2012 WL 1397633, at *6-7 (citations omitted).
It’s hard to point to any mass tort litigation more complex and developed than Vioxx, and that goes for the settlement as well, as the court pointed out. Id. at *9. So in Plubell the issue came down to extent to which the Missouri state class action in fact overlapped with what had been decided by (and was thus barred by) the Vioxx settlement. The court held in Plubell that there was sufficient overlap to support an injunction − particularly given the effect of “over-inclusive” subsequent litigation on the ability to settle MDL litigation:
[A]s a practical matter, the manner in which Plaintiffs are attempting to prove their claims does encroach on the MDL settlements. . . . [I]t would result in an impermissibly over-inclusive judgment and force [defendant] to account for or to pay twice on the same claims.
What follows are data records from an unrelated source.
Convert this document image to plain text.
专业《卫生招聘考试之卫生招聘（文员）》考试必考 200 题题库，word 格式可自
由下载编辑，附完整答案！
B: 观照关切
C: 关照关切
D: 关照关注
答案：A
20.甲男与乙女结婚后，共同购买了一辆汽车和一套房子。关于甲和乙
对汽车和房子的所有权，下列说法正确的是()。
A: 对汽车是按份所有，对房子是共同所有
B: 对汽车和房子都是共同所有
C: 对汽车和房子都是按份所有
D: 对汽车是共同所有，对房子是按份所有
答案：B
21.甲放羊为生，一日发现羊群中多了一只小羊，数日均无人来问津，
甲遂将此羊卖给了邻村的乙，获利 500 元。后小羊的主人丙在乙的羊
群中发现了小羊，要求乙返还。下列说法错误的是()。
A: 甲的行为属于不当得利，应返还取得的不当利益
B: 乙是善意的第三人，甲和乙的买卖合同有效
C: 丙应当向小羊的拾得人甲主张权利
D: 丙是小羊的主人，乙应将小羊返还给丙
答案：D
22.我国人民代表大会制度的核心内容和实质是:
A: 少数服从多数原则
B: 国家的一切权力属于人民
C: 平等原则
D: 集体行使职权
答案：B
That is the friction at issue, and the Court concludes that it does threaten this Court’s jurisdiction and ability to supervise these MDL settlements enough to warrant an injunction.
2012 WL 1397633, at *9. Such overly broad post-settlement state court litigation would deter and defeat the ability to settle mass tort litigation in the context of federal MDLs:
It is imperative that parties in MDL litigation be able to settle claims with plaintiffs and to rely on the peace they have bought through arms-length negotiation. . . . [T]here is a meaningful risk under these circumstances that, absent an injunction, [defendant] would be required to pursue its indemnification rights against TPPs who are entitled to some of the damages reflected in the kind of judgment Plaintiffs are seeking. . . . That prospect of reopening what was thought by all involved to be finished would undercut the TPP settlement and interfere with this Court’s flexibility and authority to keep the matter resolved.
Id. at *10.
Thus. the court in Plubell concluded that to let post-settlement litigation seeking duplicative and overlapping damages go forward would “set a dangerous precedent.” 2012 WL 1397633, at *10. Any collateral litigation that “would require Defendants to pay twice” on the same claims “would severely hinder the incentive to settle . . . [t]hus, the “in aid of jurisdiction” exception” was “directly implicated.” Id.
Keeping in mind the purposes of the Act, the Plubell court “narrowly tailored” the injunction. It did not bar the litigation altogether (as did Juris) but rather precluded the state court plaintiffs only from introducing expert damages evidence “that does not sufficiently exclude damages attributable to claims already settled through the PI and TPP settlements” or from “executing any judgment obtained through admission of such evidence.” 2012 WL 1397633, at *11. The effect of Plubell thus is primarily on the scope of allowable expert testimony in the state litigation.
We’ve been somewhat gun-shy about the Anti-Injunction Act in mass tort cases after Smith v. Bayer Corp., 131 S. Ct. 2368 (2011), which we blogged about here. However, Smith did not involve a mass tort MDL settlement or any of the special considerations involving such settlements discussed in both Juris and Plubell. After these two more recent decisions, we feel more confident that settlements at least cannot be undercut by subsequent state-court litigation involving claims that our clients have already paid good money to settle in the context of a federal MDL.